"Here's a secret within a secret: Ghent might just be the best European city you've never thought of visiting, in a country that continues to be criminally overlooked. Ghent hides away in the middle of Belgium's big three - Brussels, Bruges and Antwerp. Most Belgium-bound visitors rushing between these see nothing more than the stately fortifications of Ghent's St Pieter's Station. Those who do hop off the train and stroll along the Leie River to the historic centre will have their eyes out on stalks. Here hides one of Europe's finest panoramas of water, spires and centuries-old grand houses. But this is no place to simply kick back: Ghent has one of Europe's most dynamic festival scenes, which vies for visitors' attention. This year the entire centre will emerge from a major program of rebuilding designed to show off the huge pedestrianised squares" (Lonely Planet's "Best in Travel 2011" guide).
Ghent has been on the cross road of many political and economical shifts in the Western European context. Spanish, Austrian, German, Dutch, French, English,... have influenced the Ghent history and left behind traces, thus enriching a cultural heritage that reflects a unique blend of styles, traditions, architecture, and culinary trends.

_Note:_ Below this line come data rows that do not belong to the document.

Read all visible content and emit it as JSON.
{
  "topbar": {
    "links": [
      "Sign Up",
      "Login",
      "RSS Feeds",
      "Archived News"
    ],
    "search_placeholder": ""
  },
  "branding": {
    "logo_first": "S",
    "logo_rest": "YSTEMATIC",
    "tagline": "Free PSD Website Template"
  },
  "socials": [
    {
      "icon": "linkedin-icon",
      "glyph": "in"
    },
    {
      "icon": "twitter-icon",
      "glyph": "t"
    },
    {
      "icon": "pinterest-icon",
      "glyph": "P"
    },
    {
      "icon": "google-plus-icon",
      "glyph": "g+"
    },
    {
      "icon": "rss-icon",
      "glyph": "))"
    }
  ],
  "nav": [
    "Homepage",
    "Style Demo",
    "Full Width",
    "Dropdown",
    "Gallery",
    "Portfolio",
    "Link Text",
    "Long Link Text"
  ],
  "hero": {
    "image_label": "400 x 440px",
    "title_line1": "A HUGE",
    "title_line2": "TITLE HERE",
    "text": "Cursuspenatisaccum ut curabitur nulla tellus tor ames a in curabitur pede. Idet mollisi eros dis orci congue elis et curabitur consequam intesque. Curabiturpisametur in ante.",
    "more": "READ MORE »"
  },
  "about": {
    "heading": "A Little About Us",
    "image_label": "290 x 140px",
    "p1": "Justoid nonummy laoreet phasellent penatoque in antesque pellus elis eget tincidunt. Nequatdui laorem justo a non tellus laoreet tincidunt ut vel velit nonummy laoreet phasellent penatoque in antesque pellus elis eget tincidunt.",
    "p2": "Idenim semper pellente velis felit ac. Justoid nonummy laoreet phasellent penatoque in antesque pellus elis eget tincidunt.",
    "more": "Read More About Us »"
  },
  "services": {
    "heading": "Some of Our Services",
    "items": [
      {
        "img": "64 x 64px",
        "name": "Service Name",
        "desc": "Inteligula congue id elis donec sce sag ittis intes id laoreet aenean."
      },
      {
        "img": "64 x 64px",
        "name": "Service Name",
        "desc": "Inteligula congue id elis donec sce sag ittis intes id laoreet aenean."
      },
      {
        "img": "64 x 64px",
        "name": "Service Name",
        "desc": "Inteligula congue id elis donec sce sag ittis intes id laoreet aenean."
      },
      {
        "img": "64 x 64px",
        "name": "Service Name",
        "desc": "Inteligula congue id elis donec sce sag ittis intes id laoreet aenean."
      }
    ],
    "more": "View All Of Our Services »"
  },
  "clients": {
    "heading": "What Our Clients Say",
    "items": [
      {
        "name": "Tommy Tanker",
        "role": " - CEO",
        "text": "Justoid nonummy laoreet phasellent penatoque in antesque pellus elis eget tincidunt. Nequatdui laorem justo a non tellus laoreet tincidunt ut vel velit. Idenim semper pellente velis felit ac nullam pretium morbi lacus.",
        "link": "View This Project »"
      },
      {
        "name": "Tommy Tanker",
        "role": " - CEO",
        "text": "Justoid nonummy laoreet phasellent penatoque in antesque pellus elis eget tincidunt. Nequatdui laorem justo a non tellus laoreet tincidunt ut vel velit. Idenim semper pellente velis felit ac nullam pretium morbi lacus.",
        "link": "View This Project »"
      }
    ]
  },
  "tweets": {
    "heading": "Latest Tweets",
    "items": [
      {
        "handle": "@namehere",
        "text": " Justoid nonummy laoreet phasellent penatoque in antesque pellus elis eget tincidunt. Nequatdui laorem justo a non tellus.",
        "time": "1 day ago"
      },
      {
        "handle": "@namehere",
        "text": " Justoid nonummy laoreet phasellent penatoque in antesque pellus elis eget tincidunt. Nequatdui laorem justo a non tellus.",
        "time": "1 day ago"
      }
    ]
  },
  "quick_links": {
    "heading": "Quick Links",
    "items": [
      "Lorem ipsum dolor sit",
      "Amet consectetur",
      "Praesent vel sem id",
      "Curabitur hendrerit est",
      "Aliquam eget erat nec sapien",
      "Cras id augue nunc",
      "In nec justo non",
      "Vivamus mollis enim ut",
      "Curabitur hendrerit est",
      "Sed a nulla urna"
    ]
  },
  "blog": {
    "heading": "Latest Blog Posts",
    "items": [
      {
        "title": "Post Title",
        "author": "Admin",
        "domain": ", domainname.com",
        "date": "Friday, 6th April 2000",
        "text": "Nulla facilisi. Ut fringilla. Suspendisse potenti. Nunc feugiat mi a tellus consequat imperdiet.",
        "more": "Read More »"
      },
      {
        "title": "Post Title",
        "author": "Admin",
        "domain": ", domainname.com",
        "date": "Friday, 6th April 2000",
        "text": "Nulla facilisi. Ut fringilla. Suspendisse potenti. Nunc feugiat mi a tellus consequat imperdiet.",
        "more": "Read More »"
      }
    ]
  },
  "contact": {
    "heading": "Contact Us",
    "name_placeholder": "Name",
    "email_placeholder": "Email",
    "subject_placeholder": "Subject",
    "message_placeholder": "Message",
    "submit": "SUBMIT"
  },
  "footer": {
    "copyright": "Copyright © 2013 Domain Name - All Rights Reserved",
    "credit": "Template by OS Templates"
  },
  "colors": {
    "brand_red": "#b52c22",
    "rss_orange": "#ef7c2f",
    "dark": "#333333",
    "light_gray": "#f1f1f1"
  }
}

The city prospered due to the textile trade, and was one of the largest cities in Western Europe. Visiting kings envied the cultural patrimony and had to cope with the stubborn nature of citizens that strongly defended their autonomy. The city has evolved from a variety of settlements on the banks of the River "de Leie" and "de Schelde".
The city nearly equals Bruges when it comes to the number of museums, canals and bars. It offers a larger variety when it comes to contemporary art, theatres, and concert halls. Your list of "things to see" should include the medieval Gravensteen Castle, the belfry, the cathedral with the famous painting of the brothers Van Eyck "The adoration of the Holy Lamb", the St. Nicolas Church, the three beguinages, monasteries, etc.
Nowadays Ghent is an economical centre due to its renowned international port and a cultural centre due to the large concentration of educational institutes, varying from the Ghent university, the largest concentration in Flanders of higher professional education institutes, to secondary and primary schools.